«Duke»: la fine dei Genesis e del prog-rock

Piccola storia di un successo discografico che ha chiuso un'epoca.

ROMA - La storia non procede mai per salti. Non si può affermare chiaramente che dopo il 1492 sia iniziata la modernità o che Roma sia finita nel 476 con la deposizione di Romolo Augustolo. Nella storia del rock, invece, ci sono anni e produzioni che segnano un confine, oltrepassato il quale inizia qualcosa di totalmente diverso rispetto a ciò che c'era prima. Un esempio chiaro sono «Be Here Now» e «Blur» che nel 1997 segnarono l'ultima pagina del Britpop.
Se si vuole trovare qualcosa di analogo per il rock progressivo che tanto contraddistinse la fine degli anni '60 e i '70 un album c'è e ha chiuso definitivamente con i Pink Floyd e con i Van der Graaf Generator e con i loro ottimi epigoni italiani come PFM e Area. Coincidenza vuole che l'ultima parola sia stata pronunciata all'inizio di un nuovo decennio dai Genesis. Quei Genesis che non erano più quelli di «Selling England by the pound» e che mai più avrebbero potuto esserlo.
L'album è il famosissimo «Duke» del 1980. E raccontarlo ha un senso perché non si tratta di una storia triste bensì di un album di successo che consacrò il trio britannico anche negli Stati Uniti. Nato da una gestazione di due anni dall'ultimo «And then there we are three», prima produzione senza Steve Hackett, e preceduto da due lavori solisti di Banks e Rutherford e da un «disimpegno» sentimentale di Collins proteso nel fallimentare tentativo di salvare il suo primo matrimonio, «Duke» è veramente l'ultimo album progressivo.
Infatti come molte opere del genere nasce come concept album, ossia le singole tracce sono episodi di una storia.
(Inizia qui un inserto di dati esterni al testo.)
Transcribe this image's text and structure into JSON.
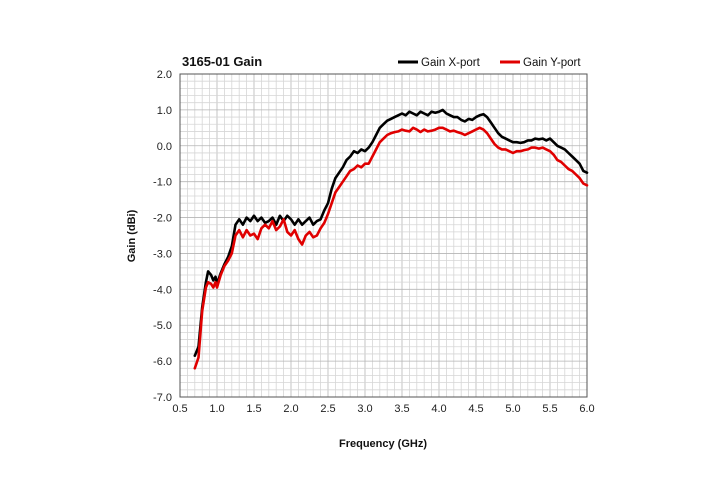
{
  "chart_data": {
    "type": "line",
    "title": "3165-01 Gain",
    "xlabel": "Frequency (GHz)",
    "ylabel": "Gain (dBi)",
    "xlim": [
      0.5,
      6.0
    ],
    "ylim": [
      -7.0,
      2.0
    ],
    "x_ticks": [
      "0.5",
      "1.0",
      "1.5",
      "2.0",
      "2.5",
      "3.0",
      "3.5",
      "4.0",
      "4.5",
      "5.0",
      "5.5",
      "6.0"
    ],
    "y_ticks": [
      "2.0",
      "1.0",
      "0.0",
      "-1.0",
      "-2.0",
      "-3.0",
      "-4.0",
      "-5.0",
      "-6.0",
      "-7.0"
    ],
    "grid": true,
    "legend_position": "top-right",
    "series": [
      {
        "name": "Gain X-port",
        "color": "#000000",
        "points": [
          [
            0.7,
            -5.85
          ],
          [
            0.75,
            -5.6
          ],
          [
            0.8,
            -4.5
          ],
          [
            0.85,
            -3.8
          ],
          [
            0.88,
            -3.5
          ],
          [
            0.92,
            -3.6
          ],
          [
            0.95,
            -3.75
          ],
          [
            0.98,
            -3.65
          ],
          [
            1.0,
            -3.85
          ],
          [
            1.05,
            -3.55
          ],
          [
            1.1,
            -3.3
          ],
          [
            1.15,
            -3.1
          ],
          [
            1.2,
            -2.8
          ],
          [
            1.25,
            -2.2
          ],
          [
            1.3,
            -2.05
          ],
          [
            1.35,
            -2.2
          ],
          [
            1.4,
            -2.0
          ],
          [
            1.45,
            -2.1
          ],
          [
            1.5,
            -1.95
          ],
          [
            1.55,
            -2.1
          ],
          [
            1.6,
            -2.0
          ],
          [
            1.65,
            -2.15
          ],
          [
            1.7,
            -2.1
          ],
          [
            1.75,
            -2.0
          ],
          [
            1.8,
            -2.2
          ],
          [
            1.85,
            -1.95
          ],
          [
            1.9,
            -2.1
          ],
          [
            1.95,
            -1.95
          ],
          [
            2.0,
            -2.05
          ],
          [
            2.05,
            -2.2
          ],
          [
            2.1,
            -2.05
          ],
          [
            2.15,
            -2.2
          ],
          [
            2.2,
            -2.1
          ],
          [
            2.25,
            -2.0
          ],
          [
            2.3,
            -2.2
          ],
          [
            2.35,
            -2.1
          ],
          [
            2.4,
            -2.05
          ],
          [
            2.45,
            -1.8
          ],
          [
            2.5,
            -1.6
          ],
          [
            2.55,
            -1.2
          ],
          [
            2.6,
            -0.9
          ],
          [
            2.65,
            -0.75
          ],
          [
            2.7,
            -0.6
          ],
          [
            2.75,
            -0.4
          ],
          [
            2.8,
            -0.3
          ],
          [
            2.85,
            -0.15
          ],
          [
            2.9,
            -0.2
          ],
          [
            2.95,
            -0.1
          ],
          [
            3.0,
            -0.15
          ],
          [
            3.05,
            -0.05
          ],
          [
            3.1,
            0.1
          ],
          [
            3.15,
            0.3
          ],
          [
            3.2,
            0.5
          ],
          [
            3.25,
            0.6
          ],
          [
            3.3,
            0.7
          ],
          [
            3.35,
            0.75
          ],
          [
            3.4,
            0.8
          ],
          [
            3.45,
            0.85
          ],
          [
            3.5,
            0.9
          ],
          [
            3.55,
            0.85
          ],
          [
            3.6,
            0.95
          ],
          [
            3.65,
            0.9
          ],
          [
            3.7,
            0.85
          ],
          [
            3.75,
            0.95
          ],
          [
            3.8,
            0.9
          ],
          [
            3.85,
            0.85
          ],
          [
            3.9,
            0.95
          ],
          [
            3.95,
            0.92
          ],
          [
            4.0,
            0.95
          ],
          [
            4.05,
            1.0
          ],
          [
            4.1,
            0.9
          ],
          [
            4.15,
            0.85
          ],
          [
            4.2,
            0.8
          ],
          [
            4.25,
            0.8
          ],
          [
            4.3,
            0.72
          ],
          [
            4.35,
            0.68
          ],
          [
            4.4,
            0.75
          ],
          [
            4.45,
            0.72
          ],
          [
            4.5,
            0.8
          ],
          [
            4.55,
            0.85
          ],
          [
            4.6,
            0.88
          ],
          [
            4.65,
            0.8
          ],
          [
            4.7,
            0.65
          ],
          [
            4.75,
            0.5
          ],
          [
            4.8,
            0.35
          ],
          [
            4.85,
            0.25
          ],
          [
            4.9,
            0.2
          ],
          [
            4.95,
            0.15
          ],
          [
            5.0,
            0.1
          ],
          [
            5.05,
            0.1
          ],
          [
            5.1,
            0.08
          ],
          [
            5.15,
            0.1
          ],
          [
            5.2,
            0.15
          ],
          [
            5.25,
            0.15
          ],
          [
            5.3,
            0.2
          ],
          [
            5.35,
            0.18
          ],
          [
            5.4,
            0.2
          ],
          [
            5.45,
            0.15
          ],
          [
            5.5,
            0.2
          ],
          [
            5.55,
            0.1
          ],
          [
            5.6,
            0.0
          ],
          [
            5.65,
            -0.05
          ],
          [
            5.7,
            -0.1
          ],
          [
            5.75,
            -0.2
          ],
          [
            5.8,
            -0.3
          ],
          [
            5.85,
            -0.4
          ],
          [
            5.9,
            -0.5
          ],
          [
            5.95,
            -0.7
          ],
          [
            6.0,
            -0.75
          ]
        ]
      },
      {
        "name": "Gain Y-port",
        "color": "#e00000",
        "points": [
          [
            0.7,
            -6.2
          ],
          [
            0.75,
            -5.9
          ],
          [
            0.8,
            -4.6
          ],
          [
            0.85,
            -3.95
          ],
          [
            0.88,
            -3.8
          ],
          [
            0.92,
            -3.85
          ],
          [
            0.95,
            -3.95
          ],
          [
            0.98,
            -3.8
          ],
          [
            1.0,
            -3.95
          ],
          [
            1.05,
            -3.6
          ],
          [
            1.1,
            -3.35
          ],
          [
            1.15,
            -3.2
          ],
          [
            1.2,
            -3.0
          ],
          [
            1.25,
            -2.5
          ],
          [
            1.3,
            -2.35
          ],
          [
            1.35,
            -2.55
          ],
          [
            1.4,
            -2.35
          ],
          [
            1.45,
            -2.5
          ],
          [
            1.5,
            -2.45
          ],
          [
            1.55,
            -2.6
          ],
          [
            1.6,
            -2.3
          ],
          [
            1.65,
            -2.2
          ],
          [
            1.7,
            -2.3
          ],
          [
            1.75,
            -2.1
          ],
          [
            1.8,
            -2.35
          ],
          [
            1.85,
            -2.25
          ],
          [
            1.9,
            -2.05
          ],
          [
            1.95,
            -2.4
          ],
          [
            2.0,
            -2.5
          ],
          [
            2.05,
            -2.35
          ],
          [
            2.1,
            -2.6
          ],
          [
            2.15,
            -2.75
          ],
          [
            2.2,
            -2.5
          ],
          [
            2.25,
            -2.4
          ],
          [
            2.3,
            -2.55
          ],
          [
            2.35,
            -2.5
          ],
          [
            2.4,
            -2.3
          ],
          [
            2.45,
            -2.15
          ],
          [
            2.5,
            -1.9
          ],
          [
            2.55,
            -1.6
          ],
          [
            2.6,
            -1.3
          ],
          [
            2.65,
            -1.15
          ],
          [
            2.7,
            -1.0
          ],
          [
            2.75,
            -0.85
          ],
          [
            2.8,
            -0.7
          ],
          [
            2.85,
            -0.65
          ],
          [
            2.9,
            -0.55
          ],
          [
            2.95,
            -0.6
          ],
          [
            3.0,
            -0.5
          ],
          [
            3.05,
            -0.5
          ],
          [
            3.1,
            -0.3
          ],
          [
            3.15,
            -0.1
          ],
          [
            3.2,
            0.1
          ],
          [
            3.25,
            0.2
          ],
          [
            3.3,
            0.3
          ],
          [
            3.35,
            0.35
          ],
          [
            3.4,
            0.38
          ],
          [
            3.45,
            0.4
          ],
          [
            3.5,
            0.45
          ],
          [
            3.55,
            0.42
          ],
          [
            3.6,
            0.4
          ],
          [
            3.65,
            0.5
          ],
          [
            3.7,
            0.45
          ],
          [
            3.75,
            0.38
          ],
          [
            3.8,
            0.45
          ],
          [
            3.85,
            0.4
          ],
          [
            3.9,
            0.42
          ],
          [
            3.95,
            0.45
          ],
          [
            4.0,
            0.5
          ],
          [
            4.05,
            0.5
          ],
          [
            4.1,
            0.45
          ],
          [
            4.15,
            0.4
          ],
          [
            4.2,
            0.42
          ],
          [
            4.25,
            0.38
          ],
          [
            4.3,
            0.35
          ],
          [
            4.35,
            0.3
          ],
          [
            4.4,
            0.35
          ],
          [
            4.45,
            0.4
          ],
          [
            4.5,
            0.45
          ],
          [
            4.55,
            0.5
          ],
          [
            4.6,
            0.45
          ],
          [
            4.65,
            0.35
          ],
          [
            4.7,
            0.2
          ],
          [
            4.75,
            0.05
          ],
          [
            4.8,
            -0.05
          ],
          [
            4.85,
            -0.1
          ],
          [
            4.9,
            -0.1
          ],
          [
            4.95,
            -0.15
          ],
          [
            5.0,
            -0.2
          ],
          [
            5.05,
            -0.15
          ],
          [
            5.1,
            -0.15
          ],
          [
            5.15,
            -0.12
          ],
          [
            5.2,
            -0.1
          ],
          [
            5.25,
            -0.05
          ],
          [
            5.3,
            -0.05
          ],
          [
            5.35,
            -0.08
          ],
          [
            5.4,
            -0.05
          ],
          [
            5.45,
            -0.1
          ],
          [
            5.5,
            -0.15
          ],
          [
            5.55,
            -0.25
          ],
          [
            5.6,
            -0.4
          ],
          [
            5.65,
            -0.45
          ],
          [
            5.7,
            -0.55
          ],
          [
            5.75,
            -0.65
          ],
          [
            5.8,
            -0.7
          ],
          [
            5.85,
            -0.8
          ],
          [
            5.9,
            -0.9
          ],
          [
            5.95,
            -1.05
          ],
          [
            6.0,
            -1.1
          ]
        ]
      }
    ]
  }
}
In questo caso si parla del rapporto di un uomo e di una donna, Duke e Duchess («duca» e «duchessa»). Dunque, non c'è nessun simbolismo ma si racconta una semplice storia, analogamente al tentativo di opera rock che nel 1979 era stato rappresentato in «The Wall» dei Pink Floyd.
Dov'è il «progressive» di questo album? Nella prevalenza delle parti strumentali in alcuni brani come «Behind the lines», «Duchess», «Man of our times», «Cul-de-sac» e soprattutto in quella bella suite che si conclude con una breve parte cantata che è «Duke's Travel» che racconta il viaggio intrapreso da Phil Collins con la moglie l'anno precedente per cercare di recuperare il rapporto. È molto «progressive» la perfetta sovrapposizione delle tastiere di Banks con la chitarra di Rutherford, mentre nel lavoro svolto ai Polar Studio di Stoccolma (quelli degli Abba) Phil Collins ha tenuto a bada i virtuosismi alla batteria.
La vena creativa l'ha riversata in composizioni come «Misunderstanding» ed «Alone Tonight», preludio a quello che nel 1981 sarà il successo di «Face Value», suo primo lavoro da solista. E così con «Turn it on again» cala il sipario su un'epoca durata quindici anni. «Abacab» del 1981 è un album che può essere considerato quasi del tutto pop, sebbene di elevatissima qualità.
P.

S.: Alcune sonorità possono far venire alla mente gli album dei Pooh di quel periodo. È solo una coincidenza: la longeva band italiana ha il dna progressive, ma il «gene» è stato tenuto molto bene a bada dai produttori.